PS. I enjoyed this comment, in reference to a picture of WIV scientists:
This is the Wuhan Institute of Virology’s coronavirus research group, out for a team dinner at a local restaurant on January 15th 2020 (ie a month after the pandemic started). This isn’t the most rational probabilistic evidence in the world. But we’ve already seen people take the rational probabilistic evidence twenty different directions. So let’s ask the same question Peter did – do these look like people who secretly know they just started the worst pandemic in modern history?
If they secretly knew they’d just started the worst pandemic in modern history, wouldn’t they at least be wearing masks?

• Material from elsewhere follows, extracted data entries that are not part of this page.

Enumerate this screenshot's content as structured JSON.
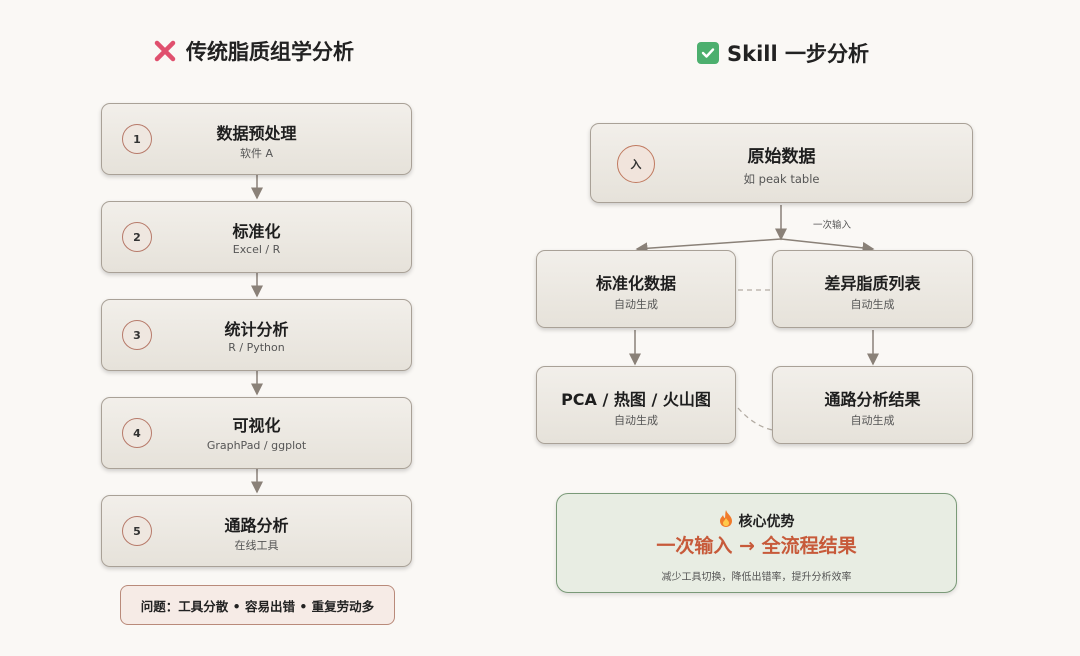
{
  "left": {
    "heading": "传统脂质组学分析",
    "steps": [
      {
        "num": "1",
        "title": "数据预处理",
        "sub": "软件 A"
      },
      {
        "num": "2",
        "title": "标准化",
        "sub": "Excel / R"
      },
      {
        "num": "3",
        "title": "统计分析",
        "sub": "R / Python"
      },
      {
        "num": "4",
        "title": "可视化",
        "sub": "GraphPad / ggplot"
      },
      {
        "num": "5",
        "title": "通路分析",
        "sub": "在线工具"
      }
    ],
    "problem": "问题：工具分散 • 容易出错 • 重复劳动多"
  },
  "right": {
    "heading": "Skill 一步分析",
    "input": {
      "badge": "入",
      "title": "原始数据",
      "sub": "如 peak table"
    },
    "once_label": "一次输入",
    "outputs": [
      {
        "title": "标准化数据",
        "sub": "自动生成"
      },
      {
        "title": "差异脂质列表",
        "sub": "自动生成"
      },
      {
        "title": "PCA / 热图 / 火山图",
        "sub": "自动生成"
      },
      {
        "title": "通路分析结果",
        "sub": "自动生成"
      }
    ],
    "summary": {
      "head": "核心优势",
      "main": "一次输入 → 全流程结果",
      "desc": "减少工具切换，降低出错率，提升分析效率"
    }
  },
  "colors": {
    "cross": "#e0506e",
    "check": "#4caf6e",
    "accent": "#c75a3a",
    "arrow": "#8a8178"
  }
}
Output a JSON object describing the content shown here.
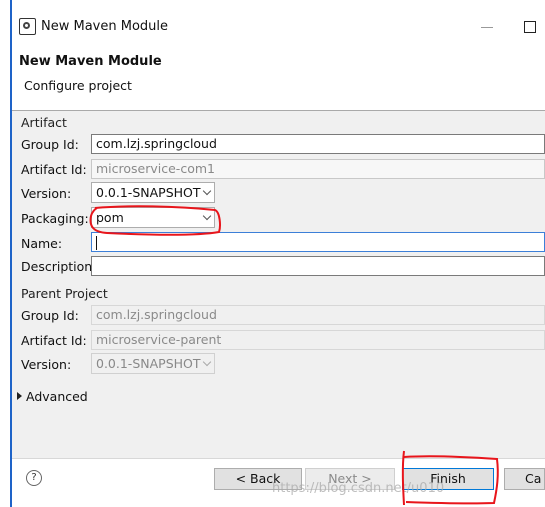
{
  "window": {
    "title": "New Maven Module",
    "icon": "eclipse-gear-icon"
  },
  "header": {
    "title": "New Maven Module",
    "subtitle": "Configure project"
  },
  "artifact": {
    "section_label": "Artifact",
    "group_id": {
      "label": "Group Id:",
      "value": "com.lzj.springcloud"
    },
    "artifact_id": {
      "label": "Artifact Id:",
      "value": "microservice-com1"
    },
    "version": {
      "label": "Version:",
      "value": "0.0.1-SNAPSHOT"
    },
    "packaging": {
      "label": "Packaging:",
      "value": "pom"
    },
    "name": {
      "label": "Name:",
      "value": ""
    },
    "description": {
      "label": "Description:",
      "value": ""
    }
  },
  "parent": {
    "section_label": "Parent Project",
    "group_id": {
      "label": "Group Id:",
      "value": "com.lzj.springcloud"
    },
    "artifact_id": {
      "label": "Artifact Id:",
      "value": "microservice-parent"
    },
    "version": {
      "label": "Version:",
      "value": "0.0.1-SNAPSHOT"
    }
  },
  "advanced": {
    "label": "Advanced"
  },
  "buttons": {
    "help": "?",
    "back": "< Back",
    "next": "Next >",
    "finish": "Finish",
    "cancel": "Ca"
  },
  "watermark": "https://blog.csdn.net/u010"
}
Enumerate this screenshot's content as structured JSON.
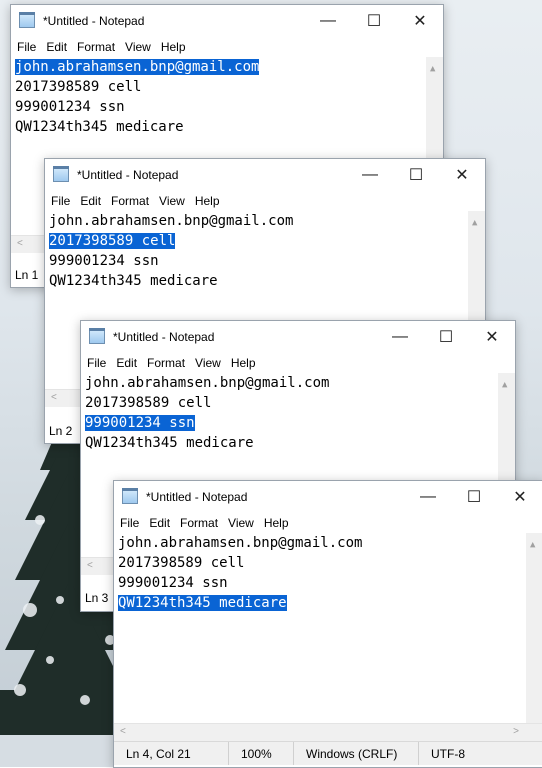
{
  "windows": [
    {
      "title": "*Untitled - Notepad",
      "menu": [
        "File",
        "Edit",
        "Format",
        "View",
        "Help"
      ],
      "lines": [
        "john.abrahamsen.bnp@gmail.com",
        "2017398589 cell",
        "999001234 ssn",
        "QW1234th345 medicare"
      ],
      "selected_line": 0,
      "status_partial": "Ln 1"
    },
    {
      "title": "*Untitled - Notepad",
      "menu": [
        "File",
        "Edit",
        "Format",
        "View",
        "Help"
      ],
      "lines": [
        "john.abrahamsen.bnp@gmail.com",
        "2017398589 cell",
        "999001234 ssn",
        "QW1234th345 medicare"
      ],
      "selected_line": 1,
      "status_partial": "Ln 2"
    },
    {
      "title": "*Untitled - Notepad",
      "menu": [
        "File",
        "Edit",
        "Format",
        "View",
        "Help"
      ],
      "lines": [
        "john.abrahamsen.bnp@gmail.com",
        "2017398589 cell",
        "999001234 ssn",
        "QW1234th345 medicare"
      ],
      "selected_line": 2,
      "status_partial": "Ln 3"
    },
    {
      "title": "*Untitled - Notepad",
      "menu": [
        "File",
        "Edit",
        "Format",
        "View",
        "Help"
      ],
      "lines": [
        "john.abrahamsen.bnp@gmail.com",
        "2017398589 cell",
        "999001234 ssn",
        "QW1234th345 medicare"
      ],
      "selected_line": 3,
      "status": {
        "position": "Ln 4, Col 21",
        "zoom": "100%",
        "line_ending": "Windows (CRLF)",
        "encoding": "UTF-8"
      }
    }
  ],
  "controls": {
    "minimize": "—",
    "maximize": "☐",
    "close": "✕"
  },
  "colors": {
    "selection": "#0a64d4",
    "desktop_snow": "#dfe6ec",
    "tree": "#1d2a26"
  }
}
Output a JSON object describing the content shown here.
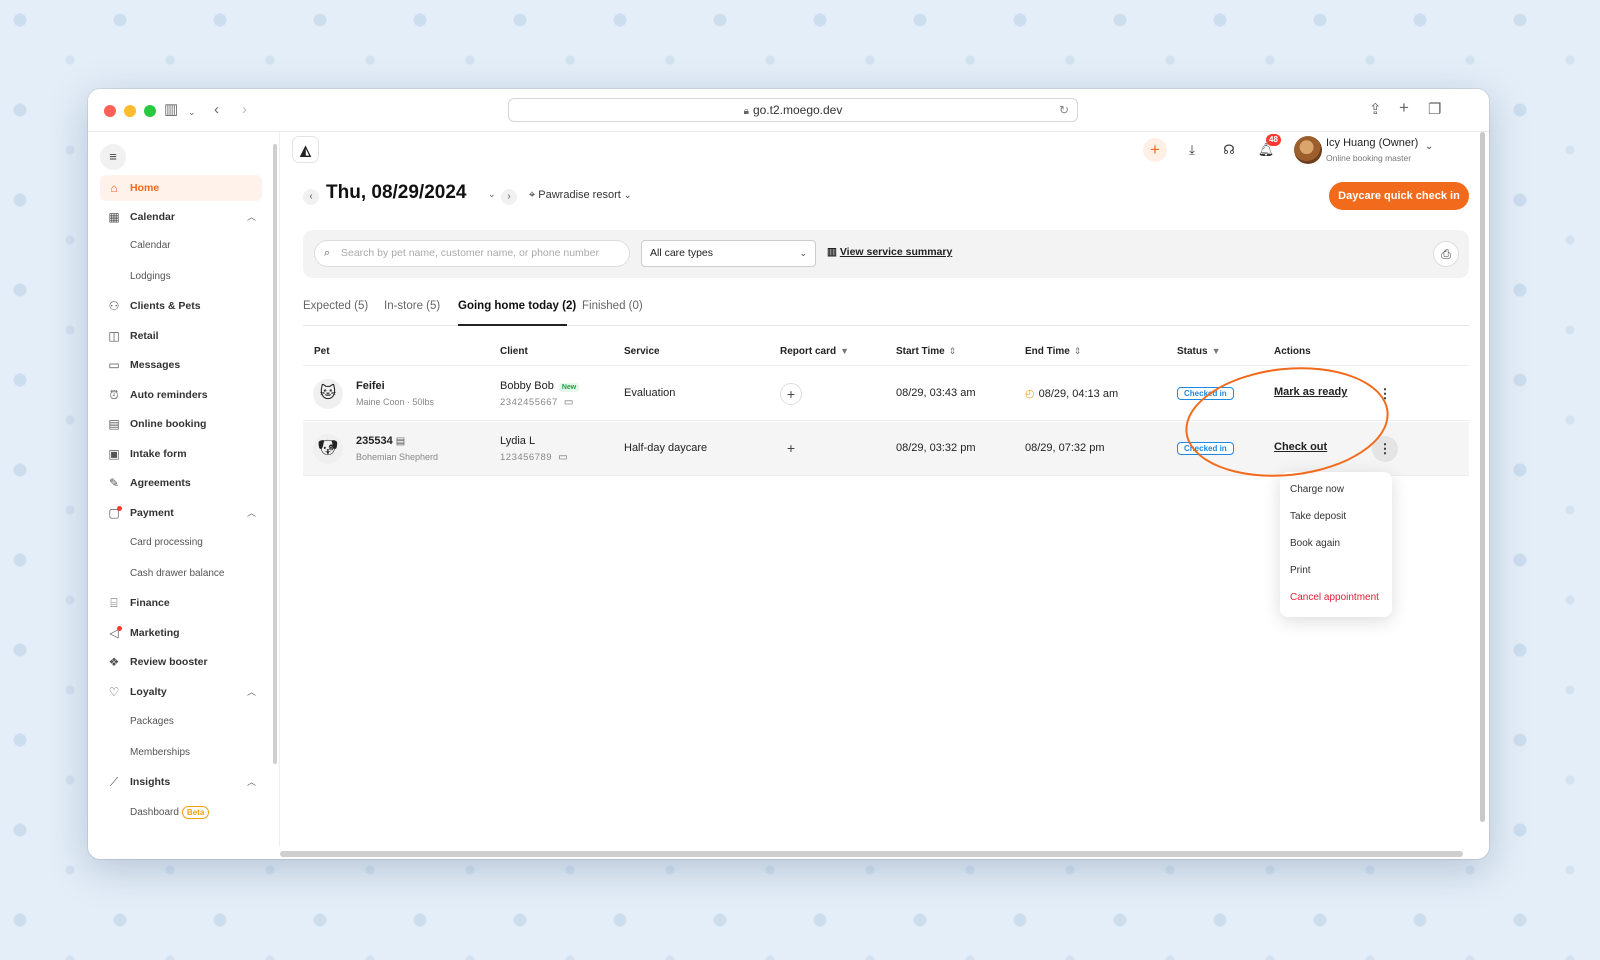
{
  "browser": {
    "url": "go.t2.moego.dev"
  },
  "sidebar": {
    "items": [
      {
        "label": "Home",
        "icon": "home-icon"
      },
      {
        "label": "Calendar",
        "icon": "calendar-icon"
      },
      {
        "label": "Calendar",
        "sub": true
      },
      {
        "label": "Lodgings",
        "sub": true
      },
      {
        "label": "Clients & Pets",
        "icon": "users-icon"
      },
      {
        "label": "Retail",
        "icon": "bag-icon"
      },
      {
        "label": "Messages",
        "icon": "message-icon"
      },
      {
        "label": "Auto reminders",
        "icon": "alarm-icon"
      },
      {
        "label": "Online booking",
        "icon": "booking-icon"
      },
      {
        "label": "Intake form",
        "icon": "form-icon"
      },
      {
        "label": "Agreements",
        "icon": "pen-icon"
      },
      {
        "label": "Payment",
        "icon": "payment-icon"
      },
      {
        "label": "Card processing",
        "sub": true
      },
      {
        "label": "Cash drawer balance",
        "sub": true
      },
      {
        "label": "Finance",
        "icon": "bank-icon"
      },
      {
        "label": "Marketing",
        "icon": "megaphone-icon"
      },
      {
        "label": "Review booster",
        "icon": "review-icon"
      },
      {
        "label": "Loyalty",
        "icon": "loyalty-icon"
      },
      {
        "label": "Packages",
        "sub": true
      },
      {
        "label": "Memberships",
        "sub": true
      },
      {
        "label": "Insights",
        "icon": "chart-icon"
      },
      {
        "label": "Dashboard",
        "sub": true
      }
    ],
    "beta_label": "Beta"
  },
  "header": {
    "notification_count": "48",
    "user_name": "Icy Huang (Owner)",
    "user_role": "Online booking master"
  },
  "toolbar": {
    "date": "Thu, 08/29/2024",
    "location": "Pawradise resort",
    "quick_checkin": "Daycare quick check in"
  },
  "filters": {
    "search_placeholder": "Search by pet name, customer name, or phone number",
    "care_type": "All care types",
    "service_summary": "View service summary"
  },
  "tabs": [
    {
      "label": "Expected (5)"
    },
    {
      "label": "In-store (5)"
    },
    {
      "label": "Going home today (2)",
      "active": true
    },
    {
      "label": "Finished (0)"
    }
  ],
  "table": {
    "headers": {
      "pet": "Pet",
      "client": "Client",
      "service": "Service",
      "report": "Report card",
      "start": "Start Time",
      "end": "End Time",
      "status": "Status",
      "actions": "Actions"
    },
    "rows": [
      {
        "pet_name": "Feifei",
        "pet_breed": "Maine Coon · 50lbs",
        "client": "Bobby Bob",
        "client_tag": "New",
        "phone": "2342455667",
        "service": "Evaluation",
        "start": "08/29, 03:43 am",
        "end": "08/29, 04:13 am",
        "status": "Checked in",
        "action": "Mark as ready"
      },
      {
        "pet_name": "235534",
        "pet_breed": "Bohemian Shepherd",
        "client": "Lydia L",
        "phone": "123456789",
        "service": "Half-day daycare",
        "start": "08/29, 03:32 pm",
        "end": "08/29, 07:32 pm",
        "status": "Checked in",
        "action": "Check out"
      }
    ]
  },
  "dropdown": {
    "items": [
      "Charge now",
      "Take deposit",
      "Book again",
      "Print",
      "Cancel appointment"
    ]
  },
  "colors": {
    "accent": "#f26a1b",
    "status": "#1e88e5",
    "danger": "#e01e37"
  }
}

Like Alexander, I don’t see the picture as being definitive evidence, rather it’s a reminder that these are real people. When I read lots of recent western commentary on China, I get the impression that the Chinese people are viewed as some sort of totalitarian cyborgs. But when I visit China and talk to people, they seem kind of like Americans. I’m slightly more persuaded by a western scientist that met the WIV people at a conference at the end of 2019, and reported that their mood seemed completely normal. Scientists aren’t like lawyers—they’re pretty transparent.
I also believe that people underweight the fact that the Chinese scientists clearly thought it was zoonosis in the early stages of the pandemic, before the CCP told them to keep quiet and began pushing alternative theories.
People who’ve never been to China often have this weird idea that the CCP is omniscient, and that nothing happens in China without the CCP knowing about it. China is different in some respects, but nowhere near as different as many of you assume. Like the US, it’s a vast and endlessly complicated place.